This is the traditional “Hello world” example that many libraries have. A good quick start guide describes how to obtain and set up the library, and how to start using the functionality immediately. Twitter Bootstrap has a great getting started guide
There are common use cases that library users frequently need and so it’s important to show them how to complete those tasks. The tutorials should be in narrative form, describing each step of the process and resulting in a functional prototype at the end. jQuery has a large amount of tutorials13 that are very well written.
If you offer an API for others to use, then API documentation is very important. This describes every public interface of the API in very fine detail, including the names of functions, the types of arguments the functions expect, return values, available classes, and more. The YUI library has an excellent and fully searchable set of API documentation
Design documents describe the architecture and options available within some piece of software. It is frequently written before coding begins and updated once coding is complete. Design documents answer the question, “How does this work?” It’s quite common to see diagrams as well as discussions around design philosophy, design patterns used, and assumptions the software makes.

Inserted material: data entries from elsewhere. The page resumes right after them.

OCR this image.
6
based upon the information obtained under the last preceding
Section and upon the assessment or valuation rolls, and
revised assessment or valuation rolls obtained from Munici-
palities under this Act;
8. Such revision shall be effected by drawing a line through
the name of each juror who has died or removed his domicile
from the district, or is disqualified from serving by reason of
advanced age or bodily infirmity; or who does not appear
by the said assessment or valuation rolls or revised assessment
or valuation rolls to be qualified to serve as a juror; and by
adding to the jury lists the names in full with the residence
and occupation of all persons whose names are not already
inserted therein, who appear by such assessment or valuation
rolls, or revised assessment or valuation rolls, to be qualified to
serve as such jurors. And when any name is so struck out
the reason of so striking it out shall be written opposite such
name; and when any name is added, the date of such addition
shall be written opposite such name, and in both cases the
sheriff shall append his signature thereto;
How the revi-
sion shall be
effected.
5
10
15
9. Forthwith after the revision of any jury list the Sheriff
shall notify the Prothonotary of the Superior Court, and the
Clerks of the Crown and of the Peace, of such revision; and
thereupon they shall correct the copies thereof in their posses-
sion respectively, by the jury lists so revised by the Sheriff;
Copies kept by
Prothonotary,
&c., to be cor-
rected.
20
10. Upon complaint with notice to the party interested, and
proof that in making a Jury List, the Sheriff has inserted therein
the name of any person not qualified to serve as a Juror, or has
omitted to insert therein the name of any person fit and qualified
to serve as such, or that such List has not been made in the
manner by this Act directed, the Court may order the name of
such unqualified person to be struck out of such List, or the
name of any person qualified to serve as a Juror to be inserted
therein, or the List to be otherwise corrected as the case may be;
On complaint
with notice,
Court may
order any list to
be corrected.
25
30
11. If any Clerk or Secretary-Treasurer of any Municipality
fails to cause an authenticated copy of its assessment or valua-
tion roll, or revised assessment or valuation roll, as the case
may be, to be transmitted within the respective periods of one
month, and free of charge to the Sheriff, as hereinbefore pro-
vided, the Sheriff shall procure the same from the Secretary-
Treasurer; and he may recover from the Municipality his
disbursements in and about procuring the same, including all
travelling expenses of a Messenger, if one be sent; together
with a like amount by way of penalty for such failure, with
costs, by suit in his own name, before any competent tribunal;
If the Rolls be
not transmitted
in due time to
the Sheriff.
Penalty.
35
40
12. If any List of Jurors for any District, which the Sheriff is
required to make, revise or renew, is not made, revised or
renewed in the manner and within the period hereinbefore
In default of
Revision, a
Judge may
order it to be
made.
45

Chromium, the open-source project on which Google Chrome and Opera are based, has an excellent set of design documents15. When you inherit some code that you must begin to maintain, the design document for that code should be the first place you go to get a good understanding of the code.
In general, getting started guides and tutorials are necessary when you’re creating a library for others to use. API documentation and design documents are good regardless of the software you’re writing. The exact structure of these documents necessarily varies based on the software you’re creating and the intended audience.